I feel like I'm failing at life
A few days ago, there was a big reunion of athletes who were coached by my Dad, in honor of his being inducted in his school's Hall of Fame.
I was met with so many people across a wide range of years, and I was struck by how all of them have built lives for themselves. They've married and got families, and everything is going so...perfect.
Meanwhile I feel like I've spent the last decade spinning my wheels. Trying so hard to make something of myself beyond merely making a living. Trying to find a girlfriend, trying to make a successful film that might actually get me some critical attention. I feel like such a loser when people ask about me, because I don't have any kids, no one who dates me, just these film projects that never seem to go anywhere. And what if the current film I'm making fails? Then I'm STILL where I am, and all the hard work and money spent is for nothing, and I'm no closer to breaking the cycle or making myself more worthy. Because what woman would want to date someone like me? I feel like everyone else succeeds at life so effortlessly, and I'm just stuck and will be forever stuck, and time is slipping away.
This is how I feel too, I graduated high school in 1990, I felt I didn't do anything, I was nobody back then, my senior picture & my senior quote wasn't in the yearbook, the yearbook staff screwed up, I was crying when I got my yearbook. I didn't have any real friends, I didn't go to prom. Ten years later, I felt like I didn't do anything with my life, everyone else who graduated with me, made a life for themselves, they grew up, fall in love, get married, get jobs, have friends.
If they left you out, they aren't worth having you in the yearbook anyway.
Yes, but are they really happy? If you asked a few of them and they were brave enough to be honest, you'd be surprised with their answers. Some of my closer friends who seem to have it all told me things about their relationships that - if that happened to me - would make me leave their partners pretty quickly. They can tell you they struggle balancing jobs and childcare, feel like they're neglecting their children, they may have health problems... On the outside it may all look perfect, but it might not be. One of my friends - lovely house, 4 kids, nice jobs - husband cheated on her with few different women + she's got health problems that will never go away. Would I swap with her? Hell no. I'm an underachiever and divorced, but if I sit down and look around - I'm happy, very healthy, relatively stress-free, maybe first time in my life - way more than when I was living a married, "perfect on the outside" life.
Likewise, right now, I am 34 years old. Nobody has ever dated me. Thus far, I have only worked minimum wage jobs.
As a result, I feel like a failure and a loser.
When I look up former classmates, they appear more educated than me. They look happy and they have friends. But that is not necessarily an accurate interpretation.
If someone does not want to date you, that could be for a lot of different reasons. Some of those reasons are beyond your control. Some of those reasons are not good reasons.
For example, I am trans. Nobody wants to date me.
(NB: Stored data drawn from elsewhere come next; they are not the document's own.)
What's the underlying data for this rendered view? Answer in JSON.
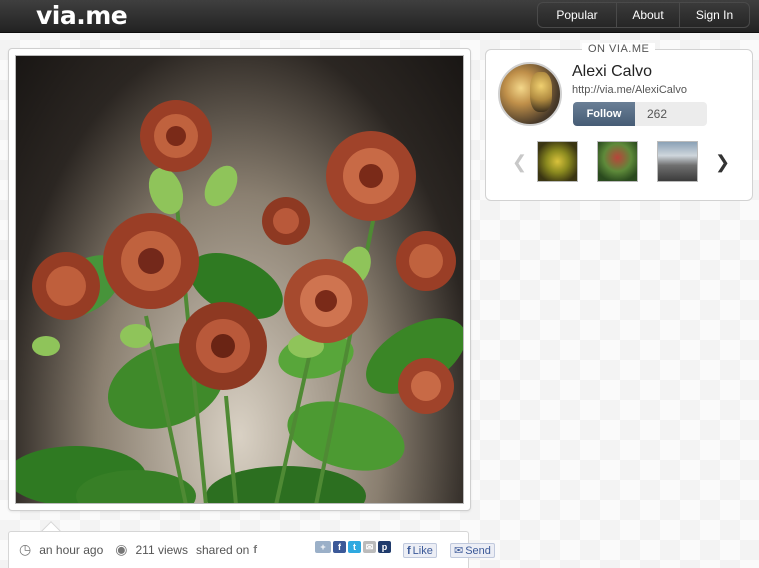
{
  "header": {
    "logo": "via.me",
    "nav": [
      {
        "label": "Popular"
      },
      {
        "label": "About"
      },
      {
        "label": "Sign In"
      }
    ]
  },
  "post": {
    "time": "an hour ago",
    "views": "211 views",
    "shared_on": "shared on",
    "like_label": "Like",
    "send_label": "Send"
  },
  "profile": {
    "section_label": "ON VIA.ME",
    "name": "Alexi Calvo",
    "url": "http://via.me/AlexiCalvo",
    "follow_label": "Follow",
    "follower_count": "262"
  },
  "colors": {
    "topbar": "#2a2a2a",
    "follow_button": "#52677f",
    "facebook": "#3b5998",
    "twitter": "#2fa9e0",
    "pinterest": "#1f3a6b"
  }
}
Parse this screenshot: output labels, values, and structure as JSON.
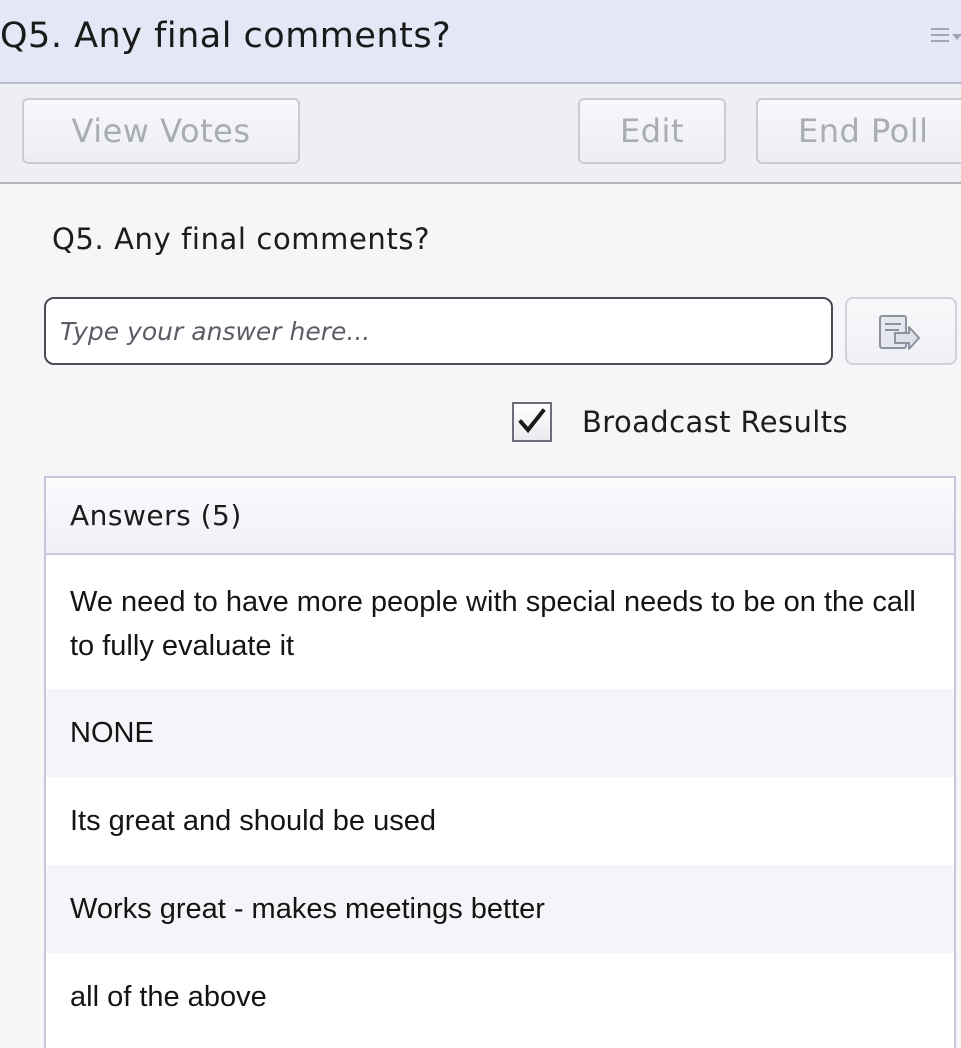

Just because nobody wants to date you does not mean there is something profoundly wrong with you.
Same with your films.
Likewise, right now, I am 34 years old. Nobody has ever dated me. Thus far, I have only worked minimum wage jobs.
As a result, I feel like a failure and a loser.
When I look up former classmates, they appear more educated than me. They look happy and they have friends. But that is not necessarily an accurate interpretation.
If someone does not want to date you, that could be for a lot of different reasons. Some of those reasons are beyond your control. Some of those reasons are not good reasons.
For example, I am trans. Nobody wants to date me.
Just because nobody wants to date you does not mean there is something profoundly wrong with you.
Same with your films.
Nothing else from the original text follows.